Поскольку Страхов высказался в своих книгах и статьях, в нем постоянно мы находим двойственность в его интересах, в подходе к темам философии. С одной стороны, он строит систему «рационального естествознания» (см. особенно книгу «Мир, как целое»), является, на первый взгляд, настойчивым защитником Гегелианства в отношении к научному познаванию, с другой стороны (в той же книге), Страхов признает, что «человек постоянно почему–то враждует против рационализма»; тут же он замечает, что «источник этого недовольства заключается не в уме, а в каких–то других требованиях человеческой души». Но это не только антиномия ума и сердца, — в самом уме для Страхова открывается правда (хотя и частичная) иррационализма. Ярче всего это сказывается в историософских высказываниях Страхова, в его суждениях о западной культуре. По существу Страхов осуждает в ней систему секуляризма, как попытку чисто–рационально понять тайну истории. Он писал («Борьба с Западом»…):[1091] «европейское просвещение, это — могущественный рационализм, великое развитие отвлеченной мысли». А о внутренней недостаточности и затруднениях рационализма он так писал (в книге «О вечных истинах»): «никакого выхода из рационализма не может существовать внутри самого рационализма». Будучи строгим защитником Гегеля в теории научного знания,[1092] Страхов отказывается от рационализма в оценке культуры, увлекается идеями Ап. Григорьева, становится в ряды «почвенников» с их. воспеванием «бессознательного» момента в историческом процессе. В эпоху увлечения Толстым Страхов настолько далеко заходит в иррационализме, что пишет Толстому: «я уже отрекся от Гегеля»;[1093] он переходит к метафизическому волюнтаризму Шопенгауэра, которого уже настолько воспринимает вне рациональной его стороны, что даже пишет (Толстому): «я научился понимать религию только у Шопенгауэра».[1094]

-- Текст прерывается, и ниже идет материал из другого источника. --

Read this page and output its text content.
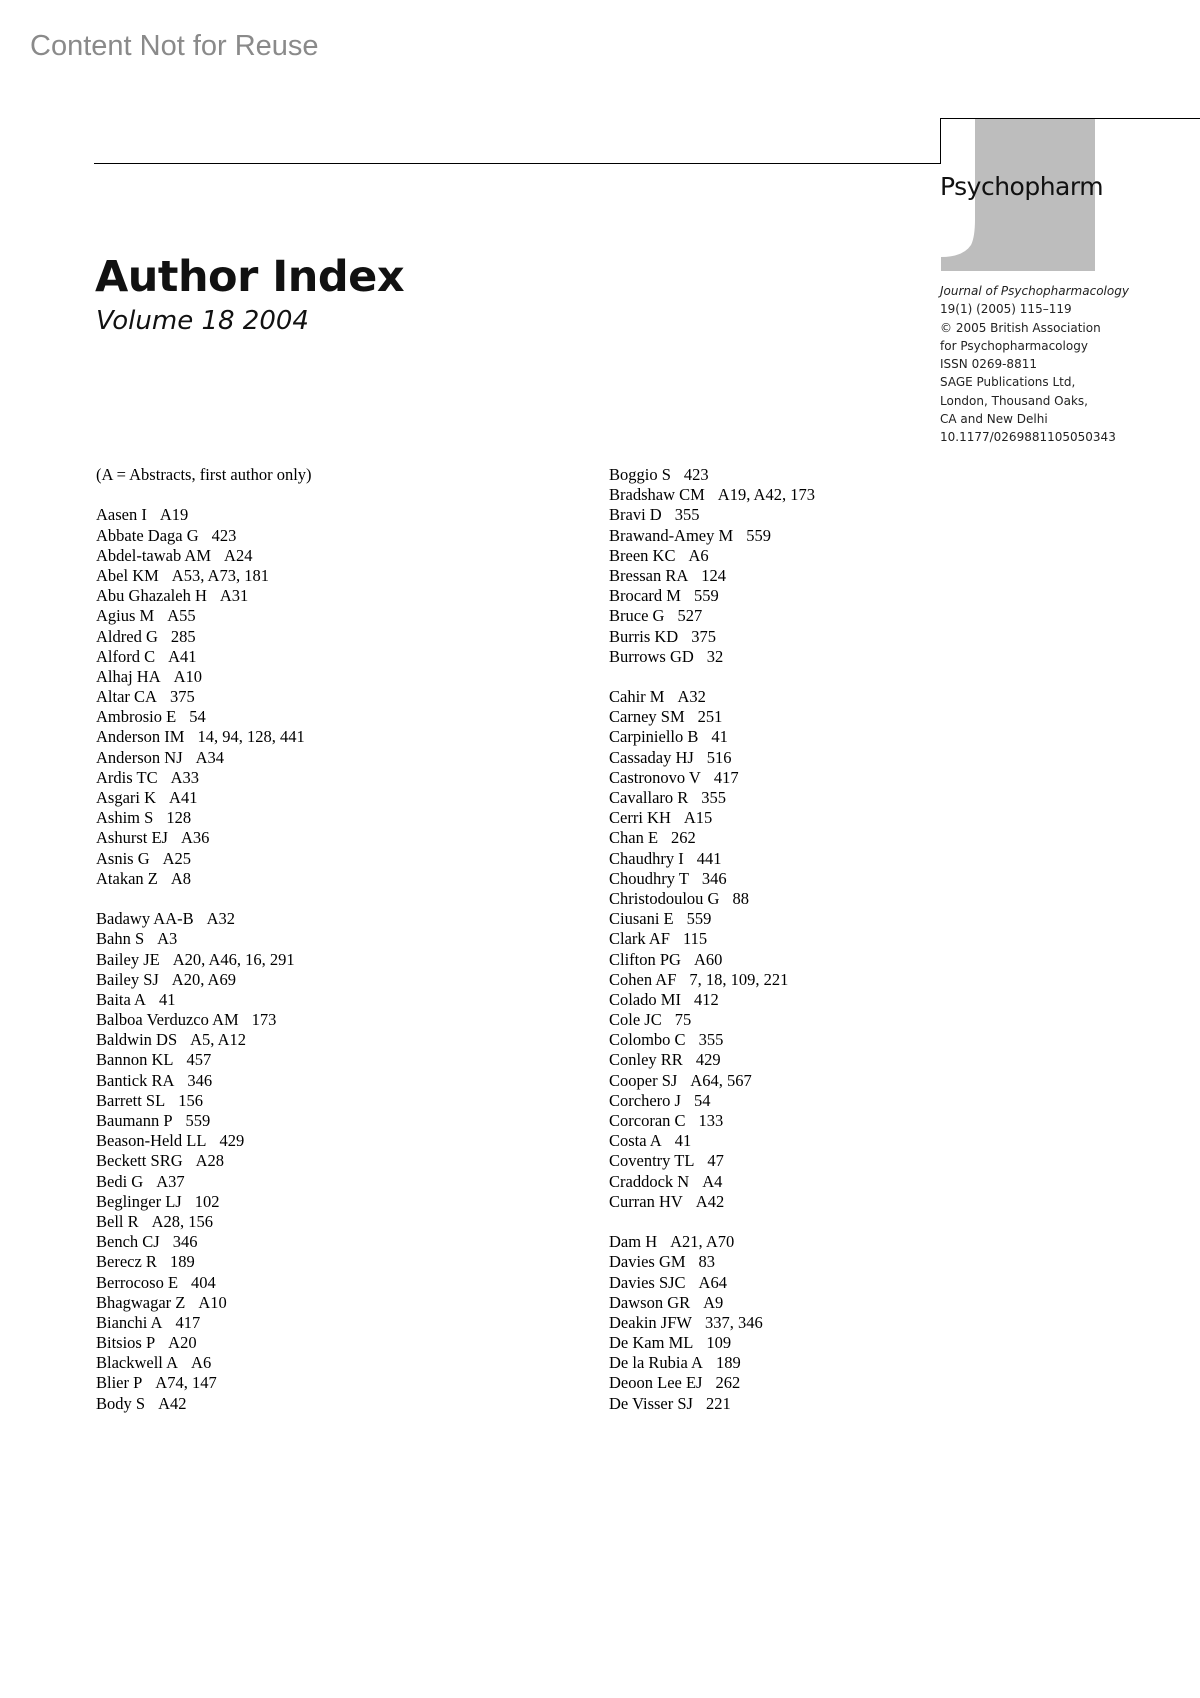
Content Not for Reuse
Psychopharm
Journal of Psychopharmacology
19(1) (2005) 115–119
© 2005 British Association
for Psychopharmacology
ISSN 0269-8811
SAGE Publications Ltd,
London, Thousand Oaks,
CA and New Delhi
10.1177/0269881105050343
Author Index
Volume 18 2004
(A = Abstracts, first author only)
Aasen I A19
Abbate Daga G 423
Abdel-tawab AM A24
Abel KM A53, A73, 181
Abu Ghazaleh H A31
Agius M A55
Aldred G 285
Alford C A41
Alhaj HA A10
Altar CA 375
Ambrosio E 54
Anderson IM 14, 94, 128, 441
Anderson NJ A34
Ardis TC A33
Asgari K A41
Ashim S 128
Ashurst EJ A36
Asnis G A25
Atakan Z A8
Badawy AA-B A32
Bahn S A3
Bailey JE A20, A46, 16, 291
Bailey SJ A20, A69
Baita A 41
Balboa Verduzco AM 173
Baldwin DS A5, A12
Bannon KL 457
Bantick RA 346
Barrett SL 156
Baumann P 559
Beason-Held LL 429
Beckett SRG A28
Bedi G A37
Beglinger LJ 102
Bell R A28, 156
Bench CJ 346
Berecz R 189
Berrocoso E 404
Bhagwagar Z A10
Bianchi A 417
Bitsios P A20
Blackwell A A6
Blier P A74, 147
Body S A42
Boggio S 423
Bradshaw CM A19, A42, 173
Bravi D 355
Brawand-Amey M 559
Breen KC A6
Bressan RA 124
Brocard M 559
Bruce G 527
Burris KD 375
Burrows GD 32
Cahir M A32
Carney SM 251
Carpiniello B 41
Cassaday HJ 516
Castronovo V 417
Cavallaro R 355
Cerri KH A15
Chan E 262
Chaudhry I 441
Choudhry T 346
Christodoulou G 88
Ciusani E 559
Clark AF 115
Clifton PG A60
Cohen AF 7, 18, 109, 221
Colado MI 412
Cole JC 75
Colombo C 355
Conley RR 429
Cooper SJ A64, 567
Corchero J 54
Corcoran C 133
Costa A 41
Coventry TL 47
Craddock N A4
Curran HV A42
Dam H A21, A70
Davies GM 83
Davies SJC A64
Dawson GR A9
Deakin JFW 337, 346
De Kam ML 109
De la Rubia A 189
Deoon Lee EJ 262
De Visser SJ 221
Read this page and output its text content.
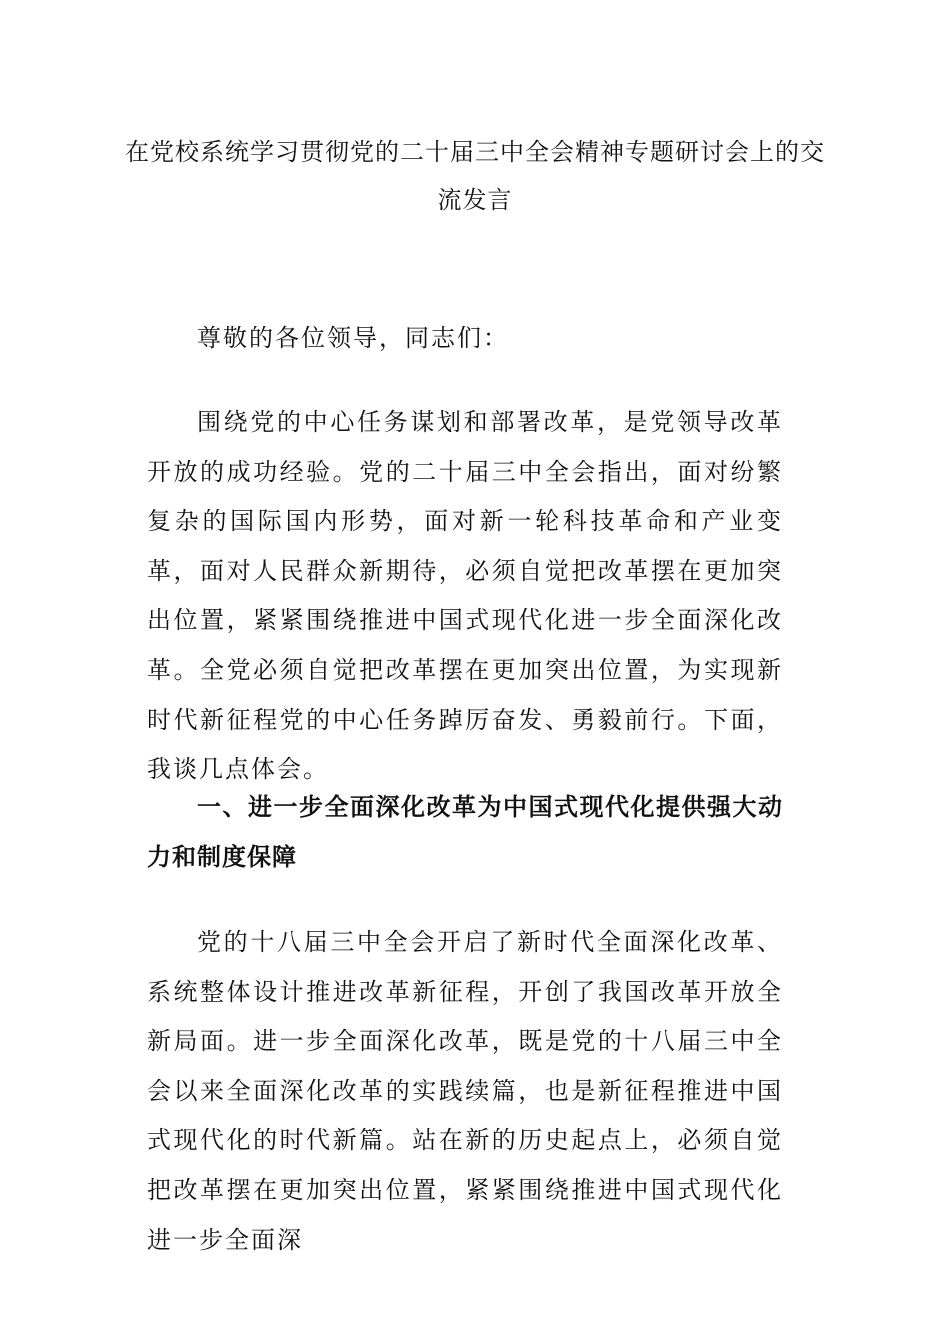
在党校系统学习贯彻党的二十届三中全会精神专题研讨会上的交流发言
尊敬的各位领导，同志们：

围绕党的中心任务谋划和部署改革，是党领导改革开放的成功经验。党的二十届三中全会指出，面对纷繁复杂的国际国内形势，面对新一轮科技革命和产业变革，面对人民群众新期待，必须自觉把改革摆在更加突出位置，紧紧围绕推进中国式现代化进一步全面深化改革。全党必须自觉把改革摆在更加突出位置，为实现新时代新征程党的中心任务踔厉奋发、勇毅前行。下面，我谈几点体会。

一、进一步全面深化改革为中国式现代化提供强大动力和制度保障

党的十八届三中全会开启了新时代全面深化改革、系统整体设计推进改革新征程，开创了我国改革开放全新局面。进一步全面深化改革，既是党的十八届三中全会以来全面深化改革的实践续篇，也是新征程推进中国式现代化的时代新篇。站在新的历史起点上，必须自觉把改革摆在更加突出位置，紧紧围绕推进中国式现代化进一步全面深
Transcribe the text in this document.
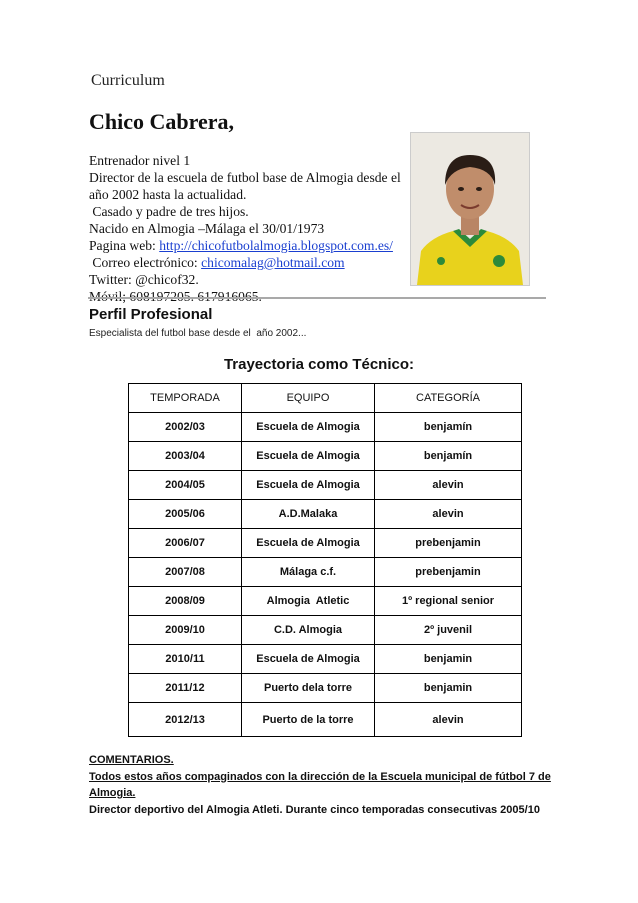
Curriculum
Chico Cabrera,
Entrenador nivel 1
Director de la escuela de futbol base de Almogia desde el
año 2002 hasta la actualidad.
Casado y padre de tres hijos.
Nacido en Almogia –Málaga el 30/01/1973
Pagina web: http://chicofutbolalmogia.blogspot.com.es/
Correo electrónico: chicomalag@hotmail.com
Twitter: @chicof32.
Perfil Profesional
Especialista del futbol base desde el  año 2002...
Trayectoria como Técnico:
TEMPORADA	EQUIPO	CATEGORÍA
2002/03	Escuela de Almogia	benjamín
2003/04	Escuela de Almogia	benjamín
2004/05	Escuela de Almogia	alevin
2005/06	A.D.Malaka	alevin
2006/07	Escuela de Almogia	prebenjamin
2007/08	Málaga c.f.	prebenjamin
2008/09	Almogia  Atletic	1º regional senior
2009/10	C.D. Almogia	2º juvenil
2010/11	Escuela de Almogia	benjamin
2011/12	Puerto dela torre	benjamin
2012/13	Puerto de la torre	alevin
COMENTARIOS.
Todos estos años compaginados con la dirección de la Escuela municipal de fútbol 7 de
Almogia.
Director deportivo del Almogia Atleti. Durante cinco temporadas consecutivas 2005/10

Правда, он признавался, что, когда писал книгу «Мир, как целое», то был тогда «пантеистом», и тут же добавляет (вое это в письме к Толстому):[1095] «нам неизвестна другая наука, кроме науки пантеистической». Эта религиозная окраска науки не давала еще, очевидно, понимания религии, — ее принес Шопенгауэр; однако, религиозное сознание Страхова в сущности проникается мистическими идеями Толстого. Насколько они близки ему. видно например из таких слов: «всякая жизнь, — читаем в одном его письме, к Толстому, — происходит от Бога… В нашем сознании сознает себя то вечное духовное начало, в котором — корень всякого бытия. Все от Бога исходит и к Богу ведет и в Боге завершается».[1096] «Я теперь отрицаю, — читаем в другом письме,[1097] — что ум руководит историей, что она есть развитие идеи». Это уже чистый историософский иррационализм; в духе толстовского имперсонализма вырываются у Страхова слова о «непонятности» и «дикости» личного бессмертия.[1098]

Если западная культура есть «торжество рационализма», то отвержение рационализма лишь усилило культ русской самобытности у Страхова. Он становится горячим и страстным защитником идей Н. Я. Данилевского (в книге последнего «Россия и Европа») о различии культурно–исторических типов, его теперь уже «возмущают» разговоры «о могучем развитии европейской науки». Почвенничество у Страхова завершается в борьбе против всего строя западного секуляризма и в безоговорочном следовании религиозно мистическому пониманию культуры у Толстого.